Training seq2seq translation with multi gpu gives error invalid argument 6: wrong matrix size at /pytorch/aten/src/THC/generic/THCTensorMathBlas.cu:492

this is the attention decoder structure

AttnDecoderRNN(
(embedding): Embedding(79586, 256, padding_idx=2)
(attn): Linear(in_features=512, out_features=700, bias=True)
(attn_combine): Linear(in_features=512, out_features=256, bias=True)
(dropout): Dropout(p=0.1)
(gru): GRU(256, 256)
(out): Linear(in_features=256, out_features=79586, bias=True)
)
and encoder structure is

EncoderRNN(
(embedding): Embedding(93553, 256, padding_idx=2)
(gru): GRU(256, 256)
)
@ptrblck

in the below line

attn_applied = torch.bmm(attn_weights.unsqueeze(0),
                                 encoder_outputs.unsqueeze(0))
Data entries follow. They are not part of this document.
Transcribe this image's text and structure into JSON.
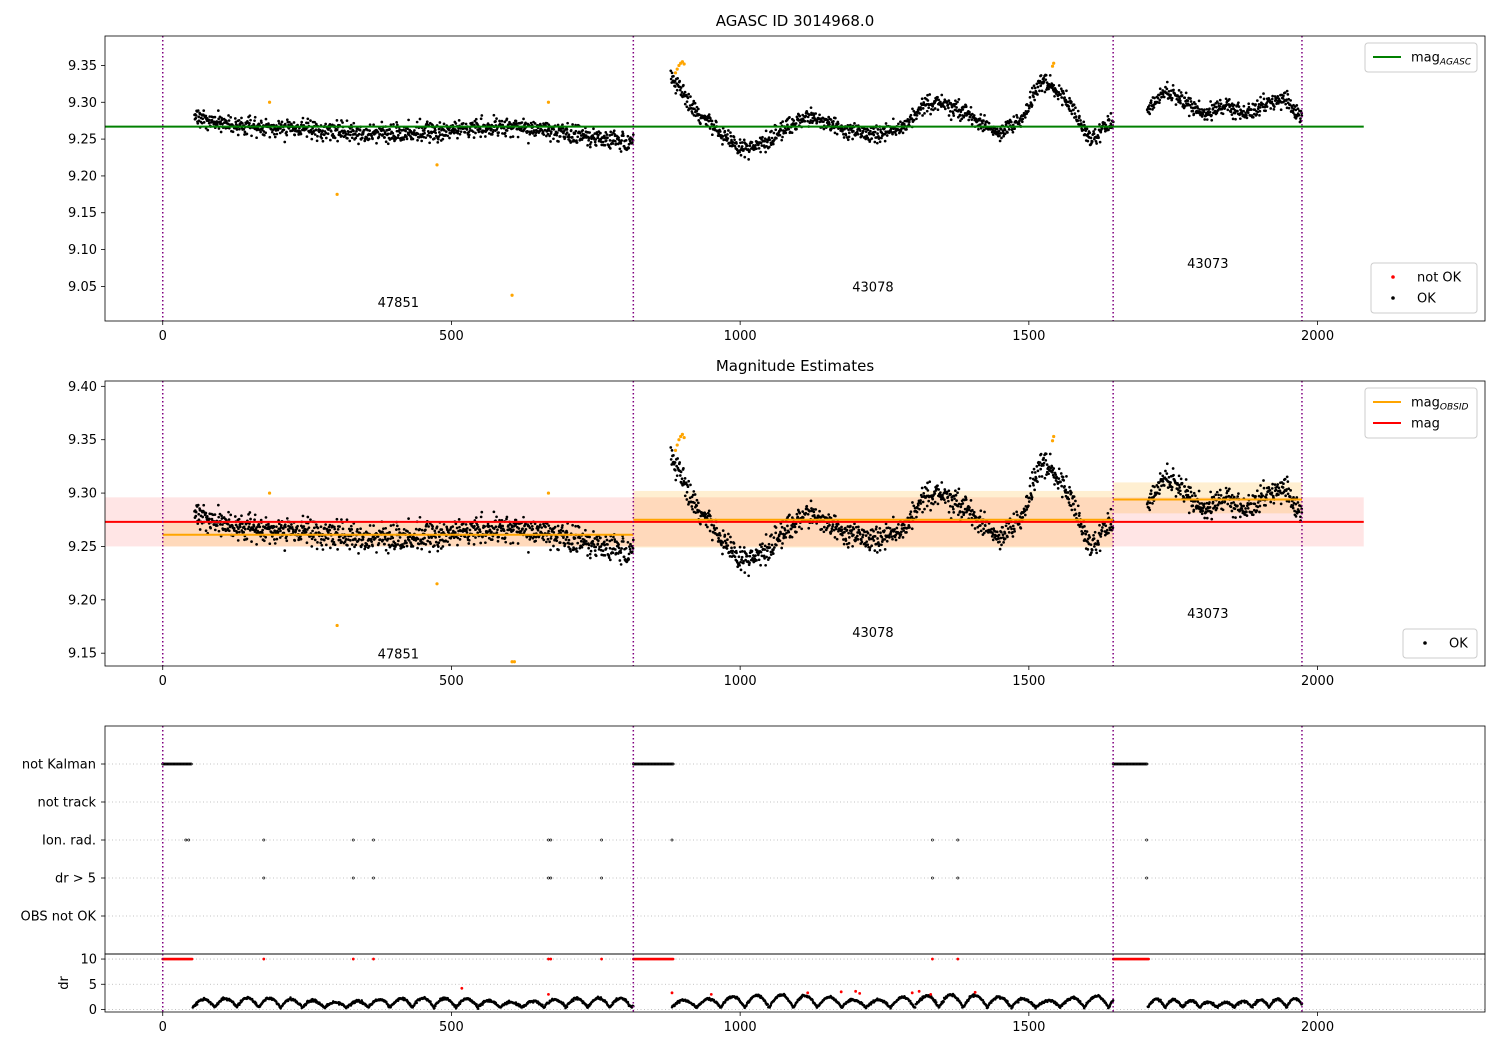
{
  "chart_data": [
    {
      "type": "scatter",
      "title": "AGASC ID 3014968.0",
      "xlim": [
        -100,
        2290
      ],
      "ylim": [
        9.003,
        9.39
      ],
      "x_ticks": [
        0,
        500,
        1000,
        1500,
        2000
      ],
      "y_ticks": [
        9.05,
        9.1,
        9.15,
        9.2,
        9.25,
        9.3,
        9.35
      ],
      "y_tick_labels": [
        "9.05",
        "9.10",
        "9.15",
        "9.20",
        "9.25",
        "9.30",
        "9.35"
      ],
      "obsid_boundaries": [
        0,
        815,
        1646,
        1973
      ],
      "obsid_labels": [
        {
          "text": "47851",
          "x": 408,
          "y": 9.022
        },
        {
          "text": "43078",
          "x": 1230,
          "y": 9.043
        },
        {
          "text": "43073",
          "x": 1810,
          "y": 9.075
        }
      ],
      "reference_lines": [
        {
          "name": "mag_AGASC",
          "y": 9.267,
          "x_range": [
            -100,
            2080
          ],
          "color": "#008000"
        }
      ],
      "ok_segments": [
        {
          "x": [
            55,
            815
          ],
          "knots": [
            9.28,
            9.268,
            9.265,
            9.262,
            9.256,
            9.258,
            9.262,
            9.268,
            9.262,
            9.252,
            9.245
          ],
          "noise": 0.012
        },
        {
          "x": [
            880,
            1646
          ],
          "knots": [
            9.335,
            9.29,
            9.262,
            9.235,
            9.245,
            9.268,
            9.28,
            9.268,
            9.26,
            9.255,
            9.268,
            9.3,
            9.295,
            9.28,
            9.258,
            9.275,
            9.33,
            9.305,
            9.25,
            9.275
          ],
          "noise": 0.011
        },
        {
          "x": [
            1705,
            1973
          ],
          "knots": [
            9.29,
            9.315,
            9.3,
            9.285,
            9.295,
            9.285,
            9.295,
            9.305,
            9.28
          ],
          "noise": 0.011
        }
      ],
      "outliers": [
        {
          "x": [
            185,
            302,
            475,
            605,
            668,
            888,
            891,
            894,
            897,
            900,
            903,
            1541,
            1543
          ],
          "y": [
            9.3,
            9.175,
            9.215,
            9.038,
            9.3,
            9.34,
            9.345,
            9.35,
            9.353,
            9.355,
            9.352,
            9.349,
            9.353
          ],
          "color": "#ffa500"
        }
      ],
      "legends": [
        {
          "position": "upper-right",
          "entries": [
            {
              "label": "mag",
              "sub": "AGASC",
              "kind": "line",
              "color": "#008000"
            }
          ]
        },
        {
          "position": "lower-right",
          "entries": [
            {
              "label": "not OK",
              "kind": "dot",
              "color": "#ff0000"
            },
            {
              "label": "OK",
              "kind": "dot",
              "color": "#000000"
            }
          ]
        }
      ]
    },
    {
      "type": "scatter",
      "title": "Magnitude Estimates",
      "xlim": [
        -100,
        2290
      ],
      "ylim": [
        9.138,
        9.405
      ],
      "x_ticks": [
        0,
        500,
        1000,
        1500,
        2000
      ],
      "y_ticks": [
        9.15,
        9.2,
        9.25,
        9.3,
        9.35,
        9.4
      ],
      "y_tick_labels": [
        "9.15",
        "9.20",
        "9.25",
        "9.30",
        "9.35",
        "9.40"
      ],
      "obsid_boundaries": [
        0,
        815,
        1646,
        1973
      ],
      "obsid_labels": [
        {
          "text": "47851",
          "x": 408,
          "y": 9.145
        },
        {
          "text": "43078",
          "x": 1230,
          "y": 9.165
        },
        {
          "text": "43073",
          "x": 1810,
          "y": 9.183
        }
      ],
      "bands": [
        {
          "x_range": [
            -100,
            2080
          ],
          "y_range": [
            9.25,
            9.296
          ],
          "color": "#ff0000",
          "opacity": 0.1
        },
        {
          "x_range": [
            0,
            815
          ],
          "y_range": [
            9.25,
            9.272
          ],
          "color": "#ffa500",
          "opacity": 0.18
        },
        {
          "x_range": [
            815,
            1646
          ],
          "y_range": [
            9.249,
            9.302
          ],
          "color": "#ffa500",
          "opacity": 0.18
        },
        {
          "x_range": [
            1646,
            1973
          ],
          "y_range": [
            9.281,
            9.31
          ],
          "color": "#ffa500",
          "opacity": 0.18
        }
      ],
      "reference_lines": [
        {
          "name": "mag",
          "y": 9.273,
          "x_range": [
            -100,
            2080
          ],
          "color": "#ff0000"
        },
        {
          "name": "mag_OBSID",
          "y": 9.261,
          "x_range": [
            0,
            815
          ],
          "color": "#ffa500"
        },
        {
          "name": "mag_OBSID",
          "y": 9.275,
          "x_range": [
            815,
            1646
          ],
          "color": "#ffa500"
        },
        {
          "name": "mag_OBSID",
          "y": 9.294,
          "x_range": [
            1646,
            1973
          ],
          "color": "#ffa500"
        }
      ],
      "ok_segments": [
        {
          "x": [
            55,
            815
          ],
          "knots": [
            9.28,
            9.268,
            9.265,
            9.262,
            9.256,
            9.258,
            9.262,
            9.268,
            9.262,
            9.252,
            9.245
          ],
          "noise": 0.012
        },
        {
          "x": [
            880,
            1646
          ],
          "knots": [
            9.335,
            9.29,
            9.262,
            9.235,
            9.245,
            9.268,
            9.28,
            9.268,
            9.26,
            9.255,
            9.268,
            9.3,
            9.295,
            9.28,
            9.258,
            9.275,
            9.33,
            9.305,
            9.25,
            9.275
          ],
          "noise": 0.011
        },
        {
          "x": [
            1705,
            1973
          ],
          "knots": [
            9.29,
            9.315,
            9.3,
            9.285,
            9.295,
            9.285,
            9.295,
            9.305,
            9.28
          ],
          "noise": 0.011
        }
      ],
      "outliers": [
        {
          "x": [
            185,
            302,
            475,
            605,
            609,
            668,
            888,
            891,
            894,
            897,
            900,
            903,
            1541,
            1543
          ],
          "y": [
            9.3,
            9.176,
            9.215,
            9.142,
            9.142,
            9.3,
            9.34,
            9.345,
            9.35,
            9.353,
            9.355,
            9.352,
            9.349,
            9.353
          ],
          "color": "#ffa500"
        }
      ],
      "legends": [
        {
          "position": "upper-right",
          "entries": [
            {
              "label": "mag",
              "sub": "OBSID",
              "kind": "line",
              "color": "#ffa500"
            },
            {
              "label": "mag",
              "kind": "line",
              "color": "#ff0000"
            }
          ]
        },
        {
          "position": "lower-right",
          "entries": [
            {
              "label": "OK",
              "kind": "dot",
              "color": "#000000"
            }
          ]
        }
      ]
    },
    {
      "type": "scatter",
      "title": "",
      "xlim": [
        -100,
        2290
      ],
      "categories": [
        "not Kalman",
        "not track",
        "Ion. rad.",
        "dr > 5",
        "OBS not OK"
      ],
      "obsid_boundaries": [
        0,
        815,
        1646,
        1973
      ],
      "flags": [
        {
          "category": "not Kalman",
          "ranges": [
            [
              0,
              50
            ],
            [
              815,
              885
            ],
            [
              1646,
              1705
            ]
          ]
        },
        {
          "category": "not track",
          "ranges": []
        },
        {
          "category": "Ion. rad.",
          "points": [
            40,
            45,
            175,
            330,
            365,
            668,
            672,
            760,
            882,
            1333,
            1377,
            1704
          ]
        },
        {
          "category": "dr > 5",
          "points": [
            175,
            330,
            365,
            668,
            672,
            760,
            1333,
            1377,
            1704
          ]
        },
        {
          "category": "OBS not OK",
          "ranges": []
        }
      ]
    },
    {
      "type": "scatter",
      "title": "",
      "ylabel": "dr",
      "xlim": [
        -100,
        2290
      ],
      "ylim": [
        -0.5,
        11
      ],
      "y_ticks": [
        0,
        5,
        10
      ],
      "y_tick_labels": [
        "0",
        "5",
        "10"
      ],
      "x_ticks": [
        0,
        500,
        1000,
        1500,
        2000
      ],
      "obsid_boundaries": [
        0,
        815,
        1646,
        1973
      ],
      "ok_segments": [
        {
          "x": [
            52,
            815
          ],
          "period": 38,
          "base": 0.4,
          "amp": 1.9
        },
        {
          "x": [
            882,
            1646
          ],
          "period": 42,
          "base": 0.4,
          "amp": 2.5
        },
        {
          "x": [
            1706,
            1973
          ],
          "period": 30,
          "base": 0.4,
          "amp": 1.8
        }
      ],
      "red_points": {
        "at_ten": [
          [
            0,
            52
          ],
          [
            815,
            885
          ],
          [
            1646,
            1708
          ]
        ],
        "single_at_ten": [
          175,
          330,
          365,
          668,
          672,
          760,
          1333,
          1377
        ],
        "scattered": {
          "x": [
            518,
            668,
            882,
            950,
            1117,
            1175,
            1200,
            1207,
            1298,
            1310,
            1330,
            1407
          ],
          "y": [
            4.2,
            3.0,
            3.3,
            3.0,
            3.3,
            3.5,
            3.6,
            3.2,
            3.3,
            3.6,
            3.0,
            3.4
          ]
        }
      }
    }
  ]
}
in that attn_weights [1,700] and encoder_outputs [1,512]. The problem should be with encoder outputs because in that i am passing a single sentence for that sentence its giving matrix with 512 values and in the encoder outputs the input is 1 sentence so its giving the shape as [1*512] and if i do bmm with that value then only the error is coming @ptrblck

Are you sure the dimension error is coming from this line of code?
I’m not sure to understand the shapes correctly. Your encoder_outputs seem to have a shape of [17,0]?
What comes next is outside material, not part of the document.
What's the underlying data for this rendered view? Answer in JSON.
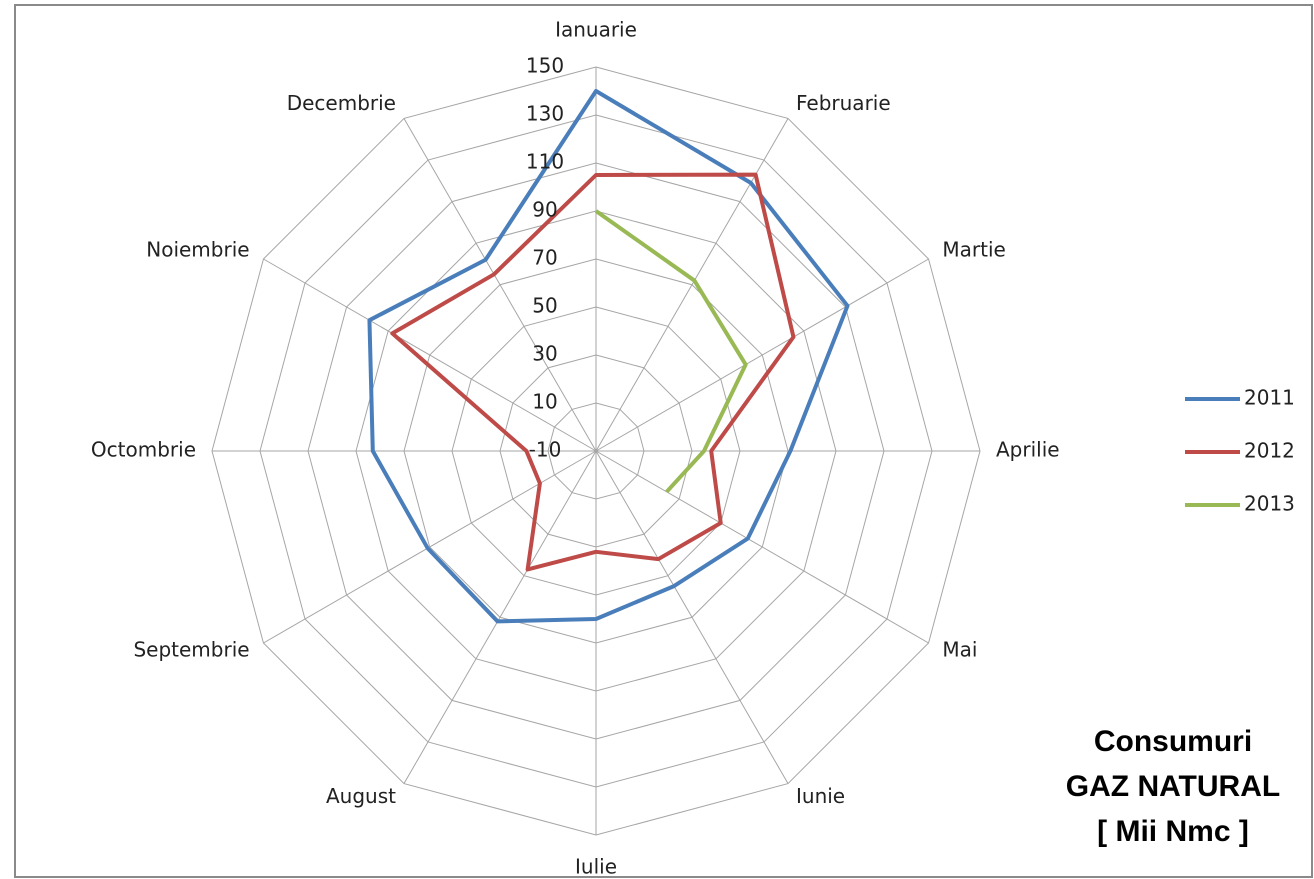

That is because of dimension as i think because bmm the shape should be (b×n×m) and (b×m×p) then only it will give (b×n×p) as the output shape here the attn_weights is [1,700] and encoder_outputs shape is [1,512] but it should have to be in shape [700,512] then only the bmm will work correctly. @ptrblck

RuntimeError: invalid argument 2: wrong matrix size, batch1: 1x700, batch2: 1x512 at /pytorch/aten/src/TH/generic/THTensorMath.cpp:2312

This is the error i got recently and coming from the line


attn_applied = torch.bmm(attn_weights.unsqueeze(0),
                                  encoder_outputs.unsqueeze(0))

Would it work if you unsqueeze attn_weights in dim2 and encoder_outputs in dim1? Based on your description this should yield your desired output shape.

Everything is working fine in single GPU, CPU but when working on multi-GPU the batch size is getting splitted correctly but the problem arises in initialising the hidden layer because in there i initialized it to a max-length.how could i set this to correct shape dynamically while allocating multi-gpu

In a similar set up with multi-gpu and RNN+Attention I run in the same error as @Kishore_G. After going line by line I have also narrowed it down to the torch.bmm line.

In my case I am multiplying the attention scores with shape torch.Size([2852,59,1]) with the initial vectors torch.Size([2852,59,100]) where those represent (batch_size, sentence_size, vector_dim).

I think I found the error by looking at the bmm docs. You have to swap the dimension:

input and mat2 must be 3-D tensors each containing the same number of matrices.
If input is a (b \times n \times m)(b×n×m) tensor, mat2 is a (b \times m \times p)(b×m×p) tensor, out will be a (b \times n \times p)(b×n×p) tensor.